Taking in the variety, it becomes readily clear that gumbo is not so much a singular dish. According to folklorist John Laudun, “gumbo is not a word, it’s a syntax, a way of putting something together.” It reveals a concentric rather than linear evolution of the food, bubbling from identical cultural stews scattered throughout southern Louisiana. Germans, French, Spaniards, Italians, Africans, and Native Americans fell into cultural exchange throughout the state. Thus, the same kinds of influences abound across the various parish lines, and are responsible for simultaneous innovation in a Louisiana national dish that is more exceptions than rules. Citizens of Vermillion Parish and St. Mary Parish in south Acadiana are just as likely to include seafood in their gumbos as the Creoles of New Orleans. Some parts of northern Acadiana include sweet potatoes, while garlic makes its way into pots along the Bayou Teche where Italian heritage is prominent. Eggs are sometimes thrown to the mix to add protein to shrimp gumbos on a stretched budget, soaking up the briny shrimp flavors. It’s a heterogeneous landscape.

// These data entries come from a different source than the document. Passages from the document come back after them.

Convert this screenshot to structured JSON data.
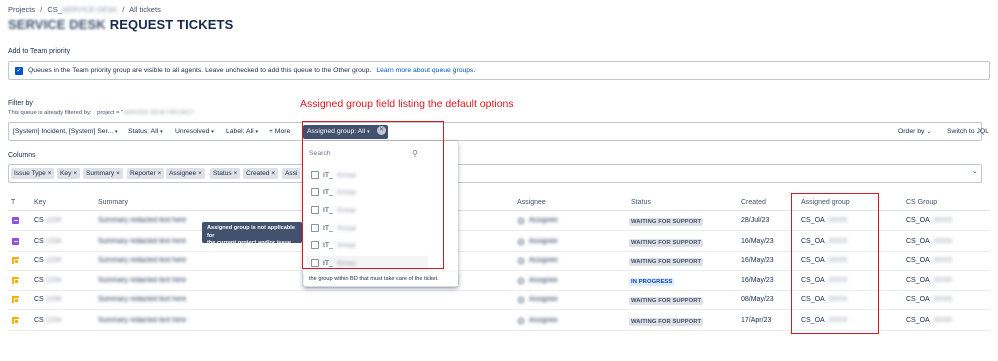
{
  "breadcrumb": {
    "projects": "Projects",
    "sep1": "/",
    "project": "CS_",
    "project_blur": "SERVICE DESK",
    "sep2": "/",
    "current": "All tickets"
  },
  "page": {
    "title_blur": "SERVICE DESK",
    "title": "REQUEST TICKETS"
  },
  "team_priority": {
    "label": "Add to Team priority",
    "text": "Queues in the Team priority group are visible to all agents. Leave unchecked to add this queue to the Other group.",
    "link": "Learn more about queue groups."
  },
  "filter": {
    "label": "Filter by",
    "already_prefix": "This queue is already filtered by:",
    "already_value": "project = \"",
    "already_blur": "SERVICE DESK PROJECT",
    "chips": [
      "[System] Incident, [System] Ser...",
      "Status: All",
      "Unresolved",
      "Label: All"
    ],
    "more": "+ More",
    "assigned_group": "Assigned group: All",
    "order_by": "Order by",
    "switch_jql": "Switch to JQL"
  },
  "columns": {
    "label": "Columns",
    "chips": [
      "Issue Type",
      "Key",
      "Summary",
      "Reporter",
      "Assignee",
      "Status",
      "Created",
      "Assi"
    ]
  },
  "table": {
    "headers": {
      "t": "T",
      "key": "Key",
      "summary": "Summary",
      "assignee": "Assignee",
      "status": "Status",
      "created": "Created",
      "assigned_group": "Assigned group",
      "cs_group": "CS Group"
    },
    "rows": [
      {
        "type": "purple",
        "key": "CS",
        "status": "WAITING FOR SUPPORT",
        "status_kind": "wait",
        "created": "28/Jul/23",
        "group": "CS_OA",
        "cs_group": "CS_OA"
      },
      {
        "type": "purple",
        "key": "CS",
        "status": "WAITING FOR SUPPORT",
        "status_kind": "wait",
        "created": "16/May/23",
        "group": "CS_OA",
        "cs_group": "CS_OA"
      },
      {
        "type": "orange",
        "key": "CS",
        "status": "WAITING FOR SUPPORT",
        "status_kind": "wait",
        "created": "16/May/23",
        "group": "CS_OA",
        "cs_group": "CS_OA"
      },
      {
        "type": "orange",
        "key": "CS",
        "status": "IN PROGRESS",
        "status_kind": "prog",
        "created": "16/May/23",
        "group": "CS_OA",
        "cs_group": "CS_OA"
      },
      {
        "type": "orange",
        "key": "CS",
        "status": "WAITING FOR SUPPORT",
        "status_kind": "wait",
        "created": "08/May/23",
        "group": "CS_OA",
        "cs_group": "CS_OA"
      },
      {
        "type": "orange",
        "key": "CS",
        "status": "WAITING FOR SUPPORT",
        "status_kind": "wait",
        "created": "17/Apr/23",
        "group": "CS_OA",
        "cs_group": "CS_OA"
      }
    ]
  },
  "dropdown": {
    "search_placeholder": "Search",
    "options": [
      "IT_",
      "IT_",
      "IT_",
      "IT_",
      "IT_",
      "IT_"
    ],
    "hint": "the group within BD that must take care of the ticket."
  },
  "tooltip": {
    "line1": "Assigned group is not applicable for",
    "line2": "the current project and/or issue type"
  },
  "annotation": {
    "text": "Assigned group field listing the default options",
    "color": "#d71920"
  }
}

Where I went wrong on my quest was trying to track down a universal definition for gumbo. Gumbo is not one thing. But its definition is nevertheless apparent. For something to truly be gumbo it must participate in the unique Louisiana culinary heritage of Cajuns, Creoles, Spaniards, Germans, Italians, Irish, Choctaws, Coushattas, Houmas, and all kinds of other peoples, places and things. It more often than not will have a roux, which will come in varying volumes, shades, and tastes. It will be served with a spoonful or cupful of rice, or thickened with okra or file’, or enriched by poultry marrow and andouille smoke. It may come from New Orleans, but it’s at home in Lafayette. And no matter how your mother made hers, you will know a gumbo when you see it.